- Sebanyak 142 pekerja di Kabupaten Bantul mengalami pemutusan hubungan kerja sepanjang pertengahan tahun 2026 akibat efisiensi hingga berakhirnya kontrak.
- Disnakertrans Bantul berupaya mencegah PHK melalui dialog dengan perusahaan serta memberikan pendampingan hukum bagi pekerja yang mengalami perselisihan.
- Pemerintah mengoptimalkan pelatihan di Balai Latihan Kerja untuk membekali korban PHK dengan keterampilan baru agar mendapatkan pekerjaan kembali.
SuaraJogja.id - Ratusan pekerja di Kabupaten Bantul harus menghadapi kenyataan pahit kehilangan mata pencaharian sepanjang 2026. Hingga pertengahan tahun, sedikitnya 142 orang tercatat mengalami pemutusan hubungan kerja (PHK) akibat berbagai faktor, mulai dari efisiensi perusahaan hingga berakhirnya masa kontrak.
Di tengah meningkatnya jumlah pekerja terdampak, Dinas Tenaga Kerja dan Transmigrasi (Disnakertrans) Kabupaten Bantul berupaya memperkuat pendampingan agar para korban PHK tidak kehilangan harapan untuk kembali bekerja.
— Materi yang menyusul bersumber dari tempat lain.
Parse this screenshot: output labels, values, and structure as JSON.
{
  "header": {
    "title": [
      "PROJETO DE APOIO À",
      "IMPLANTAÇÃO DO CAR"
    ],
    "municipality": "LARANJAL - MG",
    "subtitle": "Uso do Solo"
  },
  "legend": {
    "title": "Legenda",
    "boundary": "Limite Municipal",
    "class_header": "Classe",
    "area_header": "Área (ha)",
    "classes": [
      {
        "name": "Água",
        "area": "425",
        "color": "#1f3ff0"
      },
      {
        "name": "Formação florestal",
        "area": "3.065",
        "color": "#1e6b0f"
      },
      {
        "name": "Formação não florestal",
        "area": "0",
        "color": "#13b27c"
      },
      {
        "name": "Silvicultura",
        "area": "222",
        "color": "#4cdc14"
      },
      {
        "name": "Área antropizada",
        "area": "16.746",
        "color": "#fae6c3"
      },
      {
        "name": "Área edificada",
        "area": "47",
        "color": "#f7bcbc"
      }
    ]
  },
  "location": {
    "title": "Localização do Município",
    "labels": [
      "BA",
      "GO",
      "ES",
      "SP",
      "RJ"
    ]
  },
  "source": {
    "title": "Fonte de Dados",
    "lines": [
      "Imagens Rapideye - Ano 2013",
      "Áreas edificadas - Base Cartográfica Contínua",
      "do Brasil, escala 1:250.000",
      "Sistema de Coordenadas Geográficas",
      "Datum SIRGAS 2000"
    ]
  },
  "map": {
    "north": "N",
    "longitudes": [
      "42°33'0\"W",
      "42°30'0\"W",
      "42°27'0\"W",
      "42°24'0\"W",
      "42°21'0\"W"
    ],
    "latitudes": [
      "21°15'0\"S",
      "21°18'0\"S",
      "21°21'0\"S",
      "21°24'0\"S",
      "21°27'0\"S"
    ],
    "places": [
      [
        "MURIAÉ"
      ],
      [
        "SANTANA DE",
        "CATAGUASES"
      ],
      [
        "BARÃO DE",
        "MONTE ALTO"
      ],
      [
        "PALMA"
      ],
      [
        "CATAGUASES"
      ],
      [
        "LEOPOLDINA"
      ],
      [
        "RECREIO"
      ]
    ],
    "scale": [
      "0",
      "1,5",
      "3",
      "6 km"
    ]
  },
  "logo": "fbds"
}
Salah satu langkah yang dioptimalkan adalah pemanfaatan Balai Latihan Kerja (BLK) guna meningkatkan keterampilan dan membuka peluang kerja baru.
Kepala Bidang Hubungan Industrial Disnakertrans Bantul, Rina Dwi Kumaladewi, mengatakan PHK yang terjadi tahun ini dipicu oleh beragam kondisi di masing-masing perusahaan.
"PHK yang terjadi pada tahun ini disebabkan oleh berbagai faktor sesuai kondisi masing-masing perusahaan. Alasannya ada yang habis kontrak, efisiensi, mengundurkan diri, dan pensiun," kata Rina dikutip dari ANTARA pada Selasa (30/6/2026).
Baca Juga:Segera Diadili Pengadilan, 13 Tersangka Kasus Little Aresha Dipindah ke Lapas Perempuan Gunungkidul
Meski demikian, Disnakertrans tidak hanya berfokus pada penanganan setelah PHK terjadi. Pemerintah daerah juga terus mengajak perusahaan mencari berbagai alternatif agar pengurangan tenaga kerja dapat dihindari.
"Dalam pertemuan dengan forum perusahaan, kami sampaikan apabila perusahaan mengalami kesulitan ekonomi akibat dinamika situasi dan kondisi yang ada, maka kami mendorong agar semaksimal mungkin melakukan berbagai upaya supaya tidak terjadi PHK," ujarnya.
Selain itu, Disnakertrans Bantul tengah berkoordinasi dengan Dinas Tenaga Kerja dan Transmigrasi Daerah Istimewa Yogyakarta (DIY) untuk menelusuri kasus pekerja yang mengundurkan diri apabila terdapat dugaan pemutusan hubungan kerja secara terselubung.
"Kami akan segera melakukan koordinasi terlebih dulu dengan provinsi untuk memastikannya," kata Rina.
Sebagai langkah jangka pendek, Disnakertrans menyediakan pendampingan bagi pekerja yang menghadapi perselisihan hubungan industrial dengan perusahaan agar hak-hak mereka tetap terlindungi selama proses penyelesaian sengketa.
Baca Juga:Chapter Jogja 2026 Perkuat Sirkulasi Ekosistem Seni Rupa Kontemporer Yogyakarta
Sementara dalam jangka panjang, pemerintah mengoptimalkan layanan penempatan tenaga kerja sekaligus memperluas kesempatan kerja melalui Bidang Penempatan Tenaga Kerja dan Perluasan Kesempatan Kerja (PTKPK).
Upaya peningkatan kompetensi juga diperkuat melalui Balai Latihan Kerja (BLK). Melalui berbagai program pelatihan, korban PHK diharapkan dapat memperoleh keterampilan baru yang sesuai dengan kebutuhan dunia kerja maupun menjadi bekal untuk memulai usaha secara mandiri.
"Kami juga melakukan peningkatan pelatihan dan produktivitas kerja melalui Bidang Pelatihan dan Produktivitas Tenaga Kerja Unit Pelaksana Teknis Daerah Balai Latihan Kerja," pungkas Rina.
Dengan langkah tersebut, Disnakertrans Bantul berharap pekerja yang terdampak PHK tidak hanya mendapatkan pendampingan saat kehilangan pekerjaan, tetapi juga memiliki peluang lebih besar untuk bangkit, memperoleh pekerjaan baru, atau menciptakan sumber penghasilan yang lebih berkelanjutan.